The coaching partnership provides a “shared awareness”, or mutual consciousness, of goals and their associated challenges so as to sustain the AD/HD client’s vigilance towards an identified goal. The coach works with the client to create deadlines, schedules, meetings and regular phone check-ins around reaching goals. This induces a certain level of “good stress” on clients, keeping their brain aroused, vigilant, and on track to reach stated goals.
2. Coaching helps modulate emotions.
Shame, guilt and fear are demons plaguing many people with AD/HD. Years of being labeled “stupid”, “ditzy” or “irresponsible” create an emotional burden that can derail their actions, throw them off course or even paralyze them. A coach helps clients learn how to identify bad feelings and their triggers, and explores effective ways to modulate emotional responses. Instead of blaming themselves when AD/HD gets in their way, clients can think: “Wait a minute! I know this is my AD/HD at work, and I know I have ways to get around it now.” By isolating the behavior from the emotion, the behavior can be broken down into parts to take the mystery out of it, giving clients an opportunity to think up strategies to contain and change the behavior.
3. Coaching maintains motivation and sustains the feeling of reward .
Motivation is often questioned in people with AD/HD. Although clients may have developed the tools to sustain attention to tasks, they may still lack motivation. By reminding clients of their top priorities and of all the gains they have made, the coach provides encouragement. Self-confidence is bolstered.
The client may under-function in certain situations, especially when it comes to prioritizing, planning, attending to details and following through with projects. In other instances, the client may become overwhelmed with a project, and not knowing where to start, may avoid the task. By breaking large projects down into smaller, more manageable tasks, coaches keep clients more focused on their goals. Other clients might need help in discovering a system of tangent rewards so as to sustain motivation and progress forward.
4. Coaching acts as the “Executive Secretary of Attention. “
Clients with AD/HD are challenged in their ability to “gross prioritize”, to gather and focus their attention in a more global way. By keeping the big picture in mind, the coach helps the client to sustain their attention on their primary goals, pointing out distractions and helping to create strategies when distractions do arise.
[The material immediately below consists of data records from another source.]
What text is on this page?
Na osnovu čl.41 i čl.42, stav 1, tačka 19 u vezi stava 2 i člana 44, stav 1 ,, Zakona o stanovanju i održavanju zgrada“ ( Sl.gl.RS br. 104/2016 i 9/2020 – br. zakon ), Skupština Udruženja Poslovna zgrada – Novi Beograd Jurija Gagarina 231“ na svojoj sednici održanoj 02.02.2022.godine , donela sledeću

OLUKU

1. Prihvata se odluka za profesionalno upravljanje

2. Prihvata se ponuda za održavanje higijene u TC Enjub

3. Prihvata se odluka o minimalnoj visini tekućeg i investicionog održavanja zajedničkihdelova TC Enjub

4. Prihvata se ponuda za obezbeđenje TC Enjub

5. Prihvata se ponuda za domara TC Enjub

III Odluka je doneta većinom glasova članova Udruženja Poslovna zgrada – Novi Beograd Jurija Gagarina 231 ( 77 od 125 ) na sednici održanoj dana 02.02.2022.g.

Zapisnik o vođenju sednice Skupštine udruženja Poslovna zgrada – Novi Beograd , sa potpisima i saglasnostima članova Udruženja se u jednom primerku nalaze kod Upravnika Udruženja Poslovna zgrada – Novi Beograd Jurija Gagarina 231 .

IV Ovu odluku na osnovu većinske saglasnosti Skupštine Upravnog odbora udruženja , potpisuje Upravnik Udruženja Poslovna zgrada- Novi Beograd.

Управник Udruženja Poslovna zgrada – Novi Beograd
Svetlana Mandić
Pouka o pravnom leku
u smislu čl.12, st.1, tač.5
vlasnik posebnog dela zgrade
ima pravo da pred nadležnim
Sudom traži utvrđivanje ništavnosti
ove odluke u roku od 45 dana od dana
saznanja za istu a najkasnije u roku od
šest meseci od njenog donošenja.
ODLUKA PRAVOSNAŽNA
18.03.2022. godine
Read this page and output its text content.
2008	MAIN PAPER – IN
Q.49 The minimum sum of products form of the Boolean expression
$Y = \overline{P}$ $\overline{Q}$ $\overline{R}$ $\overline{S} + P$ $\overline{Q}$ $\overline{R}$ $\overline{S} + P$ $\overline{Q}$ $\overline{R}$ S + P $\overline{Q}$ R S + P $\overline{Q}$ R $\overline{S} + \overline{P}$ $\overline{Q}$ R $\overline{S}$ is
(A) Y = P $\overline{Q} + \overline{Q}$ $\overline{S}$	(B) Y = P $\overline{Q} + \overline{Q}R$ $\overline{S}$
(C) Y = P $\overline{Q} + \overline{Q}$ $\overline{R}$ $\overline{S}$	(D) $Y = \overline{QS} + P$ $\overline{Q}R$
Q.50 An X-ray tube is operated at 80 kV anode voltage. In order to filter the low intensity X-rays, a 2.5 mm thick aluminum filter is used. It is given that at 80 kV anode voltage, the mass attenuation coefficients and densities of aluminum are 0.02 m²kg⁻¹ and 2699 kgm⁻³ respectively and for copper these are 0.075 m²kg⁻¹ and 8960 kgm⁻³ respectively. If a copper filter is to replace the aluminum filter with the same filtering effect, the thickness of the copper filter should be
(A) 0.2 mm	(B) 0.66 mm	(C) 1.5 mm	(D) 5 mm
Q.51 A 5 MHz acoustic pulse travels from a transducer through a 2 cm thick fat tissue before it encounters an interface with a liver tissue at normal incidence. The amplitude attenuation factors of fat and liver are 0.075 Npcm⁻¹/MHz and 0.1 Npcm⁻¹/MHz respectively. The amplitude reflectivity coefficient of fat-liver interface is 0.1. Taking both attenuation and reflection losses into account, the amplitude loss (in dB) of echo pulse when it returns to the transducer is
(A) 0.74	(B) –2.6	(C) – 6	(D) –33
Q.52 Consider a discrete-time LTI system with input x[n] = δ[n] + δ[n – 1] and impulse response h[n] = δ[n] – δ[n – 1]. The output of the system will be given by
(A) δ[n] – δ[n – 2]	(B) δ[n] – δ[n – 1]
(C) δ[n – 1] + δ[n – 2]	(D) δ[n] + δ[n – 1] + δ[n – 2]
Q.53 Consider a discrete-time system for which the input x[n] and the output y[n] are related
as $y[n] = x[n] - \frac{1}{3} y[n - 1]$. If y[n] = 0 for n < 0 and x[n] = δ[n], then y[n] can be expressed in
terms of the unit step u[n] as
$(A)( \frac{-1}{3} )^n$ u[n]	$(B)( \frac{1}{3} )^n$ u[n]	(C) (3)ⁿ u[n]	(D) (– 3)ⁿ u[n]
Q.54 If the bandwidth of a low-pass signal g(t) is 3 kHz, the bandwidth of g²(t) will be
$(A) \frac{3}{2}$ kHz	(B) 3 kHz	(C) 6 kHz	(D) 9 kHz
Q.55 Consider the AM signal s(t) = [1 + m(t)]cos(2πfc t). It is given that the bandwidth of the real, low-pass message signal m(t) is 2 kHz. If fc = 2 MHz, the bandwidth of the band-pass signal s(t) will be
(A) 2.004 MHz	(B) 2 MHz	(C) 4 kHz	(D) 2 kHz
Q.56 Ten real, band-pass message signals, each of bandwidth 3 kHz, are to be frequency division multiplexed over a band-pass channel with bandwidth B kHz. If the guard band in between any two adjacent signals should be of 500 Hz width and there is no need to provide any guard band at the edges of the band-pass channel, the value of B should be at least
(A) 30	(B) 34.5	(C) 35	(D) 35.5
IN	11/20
5. Coaching supports the client’s ability to self-direct actions and to change behavior
In order to function autonomously, individuals must be able to screen out distractions, sustain their attention and use feedback appropriately. Attentional arousal is a double-edged sword for people with AD/HD. While it is usually the case that their attention needs to be aroused in order to attack certain tasks, it is also true that if their attention is too aroused they can find themselves becoming “over-focused” and getting stuck in a particular activity or step of a task at the cost of everything else. Just as they can be sidetracked by pleasurable feedback, clients can also be sidetracked by negative feedback such as those “voices in the head” that continually remind one of one’s inadequacies. Clients with AD/HD are also very adept at self-deception and forgetting the pain of past procrastination and other self- defeating behaviors.
The coach compensates for these deficits by providing daily reminders and helping the client sequence out the details of needed actions. By pressing clients to process and evaluate outcomes and consequences, the coach allows clients to develop the ability to make more proactive choices and be less reactive to the environment. Coaches also help clients develop the ability to estimate the time it takes to complete tasks by having on-going discussions, reviewing plans for timelines and processing out the details and sequences of tasks. The coach helps clients to, in effect, observe themselves in action, by processing out events, asking question sand providing feedback.